Non-breaking spaces have different size
In this rendering:
First two words (o kliknutí) have a NBSP between them (czech typography rules). However, IMHO this only forbirds line breaks; there is no reason for this space to have a different size than other inter-word spaces on the same line.
You’re right. The current justification code adds extra space to space characters only. There are many places in the code when we assume that spaces are only "normal" spaces.
In this case, the problem is in: https://github.com/Kozea/WeasyPrint/blob/1aae1452da384de0160f599d4e2500aa1f3bebfc/weasyprint/layout/inline.py#L1119-L1125
We count spaces and use it to set justification_spacing.

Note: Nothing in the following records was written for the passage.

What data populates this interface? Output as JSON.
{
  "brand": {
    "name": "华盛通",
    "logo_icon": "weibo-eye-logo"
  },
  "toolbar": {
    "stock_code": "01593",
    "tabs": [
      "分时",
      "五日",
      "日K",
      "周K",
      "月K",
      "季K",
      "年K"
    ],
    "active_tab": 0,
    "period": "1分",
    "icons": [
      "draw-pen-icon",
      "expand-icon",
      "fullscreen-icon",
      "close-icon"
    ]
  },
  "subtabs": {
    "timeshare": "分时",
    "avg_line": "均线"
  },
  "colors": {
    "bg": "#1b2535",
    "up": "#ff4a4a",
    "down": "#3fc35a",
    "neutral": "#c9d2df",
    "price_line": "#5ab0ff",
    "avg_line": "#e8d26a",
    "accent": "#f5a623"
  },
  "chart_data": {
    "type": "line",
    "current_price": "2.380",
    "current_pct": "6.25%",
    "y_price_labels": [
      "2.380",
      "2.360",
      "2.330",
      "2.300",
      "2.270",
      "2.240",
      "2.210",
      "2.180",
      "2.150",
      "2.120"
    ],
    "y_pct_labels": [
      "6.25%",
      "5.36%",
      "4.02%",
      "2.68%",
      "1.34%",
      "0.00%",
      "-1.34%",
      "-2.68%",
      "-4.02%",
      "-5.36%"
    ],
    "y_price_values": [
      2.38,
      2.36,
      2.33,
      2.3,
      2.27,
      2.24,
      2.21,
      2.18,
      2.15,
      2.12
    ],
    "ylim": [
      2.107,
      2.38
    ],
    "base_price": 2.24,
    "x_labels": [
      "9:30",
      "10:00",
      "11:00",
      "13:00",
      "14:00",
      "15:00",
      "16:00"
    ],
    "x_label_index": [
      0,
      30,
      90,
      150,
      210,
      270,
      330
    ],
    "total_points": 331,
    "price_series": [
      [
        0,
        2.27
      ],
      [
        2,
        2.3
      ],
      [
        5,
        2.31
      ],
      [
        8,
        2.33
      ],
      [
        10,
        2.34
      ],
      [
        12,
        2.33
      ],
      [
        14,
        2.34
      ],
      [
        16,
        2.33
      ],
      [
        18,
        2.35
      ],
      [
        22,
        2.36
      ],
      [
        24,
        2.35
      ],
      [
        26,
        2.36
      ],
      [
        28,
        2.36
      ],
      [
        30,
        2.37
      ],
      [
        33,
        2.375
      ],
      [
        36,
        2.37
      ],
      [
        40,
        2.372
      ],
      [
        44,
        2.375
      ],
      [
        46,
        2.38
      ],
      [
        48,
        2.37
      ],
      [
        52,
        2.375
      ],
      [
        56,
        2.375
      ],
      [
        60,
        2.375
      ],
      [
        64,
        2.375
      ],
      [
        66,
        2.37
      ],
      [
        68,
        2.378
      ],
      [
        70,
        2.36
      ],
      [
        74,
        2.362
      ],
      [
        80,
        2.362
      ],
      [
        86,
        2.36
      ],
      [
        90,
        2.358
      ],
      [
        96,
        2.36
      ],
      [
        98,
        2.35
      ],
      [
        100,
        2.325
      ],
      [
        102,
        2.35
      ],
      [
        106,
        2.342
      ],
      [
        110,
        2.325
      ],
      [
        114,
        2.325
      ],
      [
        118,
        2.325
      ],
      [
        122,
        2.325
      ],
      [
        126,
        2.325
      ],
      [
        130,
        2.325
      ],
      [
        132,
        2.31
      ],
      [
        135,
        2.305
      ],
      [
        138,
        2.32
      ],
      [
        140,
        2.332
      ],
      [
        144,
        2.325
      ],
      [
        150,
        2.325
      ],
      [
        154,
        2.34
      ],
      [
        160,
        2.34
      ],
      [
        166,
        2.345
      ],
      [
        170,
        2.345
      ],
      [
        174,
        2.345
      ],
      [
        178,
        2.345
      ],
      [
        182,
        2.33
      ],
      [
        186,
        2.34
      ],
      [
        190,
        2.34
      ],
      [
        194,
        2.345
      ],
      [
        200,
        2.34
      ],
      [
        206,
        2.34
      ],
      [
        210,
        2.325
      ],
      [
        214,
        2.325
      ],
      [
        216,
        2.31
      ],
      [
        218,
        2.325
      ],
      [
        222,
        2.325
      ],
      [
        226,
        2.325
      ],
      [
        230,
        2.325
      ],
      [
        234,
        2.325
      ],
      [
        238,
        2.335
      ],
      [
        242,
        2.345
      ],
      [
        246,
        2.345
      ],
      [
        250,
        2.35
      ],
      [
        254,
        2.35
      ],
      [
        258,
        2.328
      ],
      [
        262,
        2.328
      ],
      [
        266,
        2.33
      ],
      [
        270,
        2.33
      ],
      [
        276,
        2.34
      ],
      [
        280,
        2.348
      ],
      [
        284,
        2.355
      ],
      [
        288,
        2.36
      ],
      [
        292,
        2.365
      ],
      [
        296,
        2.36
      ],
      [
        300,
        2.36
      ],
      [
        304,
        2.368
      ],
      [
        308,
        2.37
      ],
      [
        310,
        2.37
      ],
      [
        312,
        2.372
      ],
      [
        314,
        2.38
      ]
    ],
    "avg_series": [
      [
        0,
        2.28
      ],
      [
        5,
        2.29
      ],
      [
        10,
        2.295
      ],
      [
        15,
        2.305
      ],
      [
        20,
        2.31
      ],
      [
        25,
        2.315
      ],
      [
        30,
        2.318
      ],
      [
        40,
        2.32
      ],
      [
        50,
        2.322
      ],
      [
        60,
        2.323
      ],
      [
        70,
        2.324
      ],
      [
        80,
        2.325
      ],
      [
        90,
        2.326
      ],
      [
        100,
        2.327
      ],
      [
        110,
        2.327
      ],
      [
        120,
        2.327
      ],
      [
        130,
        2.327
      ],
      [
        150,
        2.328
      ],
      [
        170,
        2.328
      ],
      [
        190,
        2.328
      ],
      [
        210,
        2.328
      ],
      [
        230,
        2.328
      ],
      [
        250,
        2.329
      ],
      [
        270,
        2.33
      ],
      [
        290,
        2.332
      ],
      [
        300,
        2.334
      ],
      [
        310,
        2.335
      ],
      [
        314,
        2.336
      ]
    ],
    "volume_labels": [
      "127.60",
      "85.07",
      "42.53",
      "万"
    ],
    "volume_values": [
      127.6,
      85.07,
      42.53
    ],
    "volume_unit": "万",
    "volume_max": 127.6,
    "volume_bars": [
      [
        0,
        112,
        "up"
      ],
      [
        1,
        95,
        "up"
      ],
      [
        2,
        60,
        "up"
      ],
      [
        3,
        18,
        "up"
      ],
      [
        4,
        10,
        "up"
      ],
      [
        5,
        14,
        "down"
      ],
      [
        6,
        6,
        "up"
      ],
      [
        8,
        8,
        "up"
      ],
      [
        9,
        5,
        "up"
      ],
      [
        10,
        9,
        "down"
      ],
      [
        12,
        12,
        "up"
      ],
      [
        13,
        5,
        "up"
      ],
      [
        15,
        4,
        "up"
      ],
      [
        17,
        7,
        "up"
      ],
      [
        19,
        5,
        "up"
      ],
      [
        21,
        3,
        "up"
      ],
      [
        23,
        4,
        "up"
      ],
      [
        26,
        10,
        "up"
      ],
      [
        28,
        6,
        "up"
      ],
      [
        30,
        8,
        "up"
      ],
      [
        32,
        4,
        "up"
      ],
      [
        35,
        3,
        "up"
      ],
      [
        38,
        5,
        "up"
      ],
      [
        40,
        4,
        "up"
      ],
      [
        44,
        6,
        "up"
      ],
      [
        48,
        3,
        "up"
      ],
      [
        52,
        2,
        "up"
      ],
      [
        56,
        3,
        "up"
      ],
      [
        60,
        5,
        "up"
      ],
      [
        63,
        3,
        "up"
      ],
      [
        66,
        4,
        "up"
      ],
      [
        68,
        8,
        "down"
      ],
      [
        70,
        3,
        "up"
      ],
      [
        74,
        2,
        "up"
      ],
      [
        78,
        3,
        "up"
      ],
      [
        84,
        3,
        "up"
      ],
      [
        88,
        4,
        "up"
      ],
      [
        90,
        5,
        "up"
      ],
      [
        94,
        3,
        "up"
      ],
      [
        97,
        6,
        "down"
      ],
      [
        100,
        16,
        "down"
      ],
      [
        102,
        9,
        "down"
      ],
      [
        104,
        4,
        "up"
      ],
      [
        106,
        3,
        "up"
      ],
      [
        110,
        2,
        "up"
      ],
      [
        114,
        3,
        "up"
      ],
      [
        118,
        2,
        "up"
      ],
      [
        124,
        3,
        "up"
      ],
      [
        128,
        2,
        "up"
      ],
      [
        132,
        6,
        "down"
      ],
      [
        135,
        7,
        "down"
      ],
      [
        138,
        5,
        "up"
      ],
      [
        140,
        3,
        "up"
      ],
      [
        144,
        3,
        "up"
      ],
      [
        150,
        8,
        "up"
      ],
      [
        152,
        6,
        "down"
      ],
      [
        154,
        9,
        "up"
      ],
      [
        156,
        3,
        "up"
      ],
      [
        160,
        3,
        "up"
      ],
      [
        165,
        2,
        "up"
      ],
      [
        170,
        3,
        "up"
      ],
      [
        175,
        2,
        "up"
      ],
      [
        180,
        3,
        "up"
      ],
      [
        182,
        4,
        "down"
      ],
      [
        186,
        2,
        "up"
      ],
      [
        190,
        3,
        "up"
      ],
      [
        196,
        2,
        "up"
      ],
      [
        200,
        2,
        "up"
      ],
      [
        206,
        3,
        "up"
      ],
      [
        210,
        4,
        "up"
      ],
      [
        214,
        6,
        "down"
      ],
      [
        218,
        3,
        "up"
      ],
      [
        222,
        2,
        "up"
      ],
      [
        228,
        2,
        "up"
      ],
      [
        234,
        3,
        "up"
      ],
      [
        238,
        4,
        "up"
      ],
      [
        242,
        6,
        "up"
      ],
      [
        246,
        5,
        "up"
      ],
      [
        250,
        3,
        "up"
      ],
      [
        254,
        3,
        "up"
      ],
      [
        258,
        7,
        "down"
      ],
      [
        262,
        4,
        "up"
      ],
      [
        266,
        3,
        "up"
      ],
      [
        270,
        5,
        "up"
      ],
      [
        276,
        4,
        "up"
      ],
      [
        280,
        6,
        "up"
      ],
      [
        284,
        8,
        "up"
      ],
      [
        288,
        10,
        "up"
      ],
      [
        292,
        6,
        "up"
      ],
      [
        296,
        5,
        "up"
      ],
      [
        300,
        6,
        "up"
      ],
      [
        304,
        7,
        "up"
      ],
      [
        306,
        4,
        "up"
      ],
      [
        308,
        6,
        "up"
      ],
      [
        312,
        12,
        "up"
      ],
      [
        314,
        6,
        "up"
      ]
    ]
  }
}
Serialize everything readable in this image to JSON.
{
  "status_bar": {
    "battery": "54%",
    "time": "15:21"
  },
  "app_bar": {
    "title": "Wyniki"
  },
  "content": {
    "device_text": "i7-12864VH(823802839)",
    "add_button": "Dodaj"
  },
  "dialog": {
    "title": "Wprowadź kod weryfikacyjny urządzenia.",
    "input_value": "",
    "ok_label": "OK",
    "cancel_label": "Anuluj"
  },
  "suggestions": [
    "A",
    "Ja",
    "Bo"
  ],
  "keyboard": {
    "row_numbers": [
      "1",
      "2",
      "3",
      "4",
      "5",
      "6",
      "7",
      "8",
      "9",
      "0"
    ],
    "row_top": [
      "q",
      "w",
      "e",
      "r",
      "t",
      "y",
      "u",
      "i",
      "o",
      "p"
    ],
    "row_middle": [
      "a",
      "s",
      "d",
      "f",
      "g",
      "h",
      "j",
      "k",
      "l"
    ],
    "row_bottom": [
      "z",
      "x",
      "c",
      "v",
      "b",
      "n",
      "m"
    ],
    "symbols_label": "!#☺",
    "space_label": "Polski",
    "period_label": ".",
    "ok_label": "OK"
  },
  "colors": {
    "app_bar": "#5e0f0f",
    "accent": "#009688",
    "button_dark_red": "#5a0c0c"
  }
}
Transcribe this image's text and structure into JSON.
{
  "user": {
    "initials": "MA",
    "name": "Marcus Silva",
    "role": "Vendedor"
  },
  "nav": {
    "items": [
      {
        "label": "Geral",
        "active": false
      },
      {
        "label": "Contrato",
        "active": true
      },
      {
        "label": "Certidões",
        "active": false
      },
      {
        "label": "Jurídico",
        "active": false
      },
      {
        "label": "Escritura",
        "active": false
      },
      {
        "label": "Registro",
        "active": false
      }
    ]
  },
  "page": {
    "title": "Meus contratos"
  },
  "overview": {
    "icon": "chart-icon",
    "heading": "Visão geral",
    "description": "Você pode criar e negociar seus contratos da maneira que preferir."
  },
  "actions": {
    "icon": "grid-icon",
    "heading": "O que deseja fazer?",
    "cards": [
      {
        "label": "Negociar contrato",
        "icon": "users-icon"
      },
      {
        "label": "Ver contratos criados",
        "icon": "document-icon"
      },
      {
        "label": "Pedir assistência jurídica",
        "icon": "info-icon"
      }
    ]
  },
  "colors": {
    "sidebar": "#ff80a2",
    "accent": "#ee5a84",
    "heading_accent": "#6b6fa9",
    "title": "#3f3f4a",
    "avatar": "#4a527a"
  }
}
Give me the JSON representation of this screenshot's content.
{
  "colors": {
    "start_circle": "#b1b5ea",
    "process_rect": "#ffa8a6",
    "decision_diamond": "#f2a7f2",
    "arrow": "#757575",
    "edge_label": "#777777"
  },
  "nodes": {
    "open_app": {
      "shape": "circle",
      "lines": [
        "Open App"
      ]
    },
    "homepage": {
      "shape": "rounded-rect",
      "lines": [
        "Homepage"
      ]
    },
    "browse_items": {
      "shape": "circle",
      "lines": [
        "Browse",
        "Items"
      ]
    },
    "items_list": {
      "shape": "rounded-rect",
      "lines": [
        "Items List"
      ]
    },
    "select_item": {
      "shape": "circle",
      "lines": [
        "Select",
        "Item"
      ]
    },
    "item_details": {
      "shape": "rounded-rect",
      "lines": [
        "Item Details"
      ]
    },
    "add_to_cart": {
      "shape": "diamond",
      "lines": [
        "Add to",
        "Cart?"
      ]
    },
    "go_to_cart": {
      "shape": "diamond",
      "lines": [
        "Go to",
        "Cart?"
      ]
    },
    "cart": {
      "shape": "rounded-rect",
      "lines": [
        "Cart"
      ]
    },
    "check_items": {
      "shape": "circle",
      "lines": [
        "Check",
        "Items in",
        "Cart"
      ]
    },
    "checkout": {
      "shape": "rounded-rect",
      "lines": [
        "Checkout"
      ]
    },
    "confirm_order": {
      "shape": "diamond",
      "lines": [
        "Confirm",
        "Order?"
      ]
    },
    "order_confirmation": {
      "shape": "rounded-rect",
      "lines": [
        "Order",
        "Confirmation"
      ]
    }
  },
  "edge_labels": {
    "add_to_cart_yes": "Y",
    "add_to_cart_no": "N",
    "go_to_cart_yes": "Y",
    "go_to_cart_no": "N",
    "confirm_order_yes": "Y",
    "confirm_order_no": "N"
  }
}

We should change our space detection here:
https://github.com/Kozea/WeasyPrint/blob/1aae1452da384de0160f599d4e2500aa1f3bebfc/weasyprint/layout/inline.py#L1131
And fix our spacing adjustment here: https://github.com/Kozea/WeasyPrint/blob/1aae1452da384de0160f599d4e2500aa1f3bebfc/weasyprint/text/line_break.py#L182-L196
For now we don’t have to support all justification opportunities as we don’t support text-justify, but we can at least support word separators. I’m not sure that a real list is actually defined in Unicode, as there are exceptions such as punctuation and fixed-width spaces. We can at least start with the list given by the specification.
I’m not sure that a real list is actually defined in Unicode, as there are exceptions such as punctuation and fixed-width spaces.
Pango provides is_expandable_space, we have everything we need to support this correctly.
Hello. I commited a fix for the issue. Should I write a test for it? If yes, how?
I did not use Pango's is_expandable_space, as it just searches for \u0020 and \u0040 .
Hi @luca-vercelli,
Thank for your commit.
I did not use Pango's
is_expandable_space, as it just searches for\u0020and\u0040.
You got the idea. It actually looks for \u0020 and \u00A0, that’s what we want, but you’re right, we can look for these characters by ourselves. I think we can even use a regular expression instead of iterating on the bytestring.
Could you please open a PR so that I can tweak a couple of things in your commit?
Should I write a test for it? If yes, how?
That would be great! You can add a test in tests/draw/test_text.py, copy test_text_align_justify and try different spaces (\u0020, \u00a0, \u202F…) and check that only the first two spaces get extra space when justified.
If you don’t get the logic of these tests, don’t worry, I’ll add one for you.
Fixed by #2390.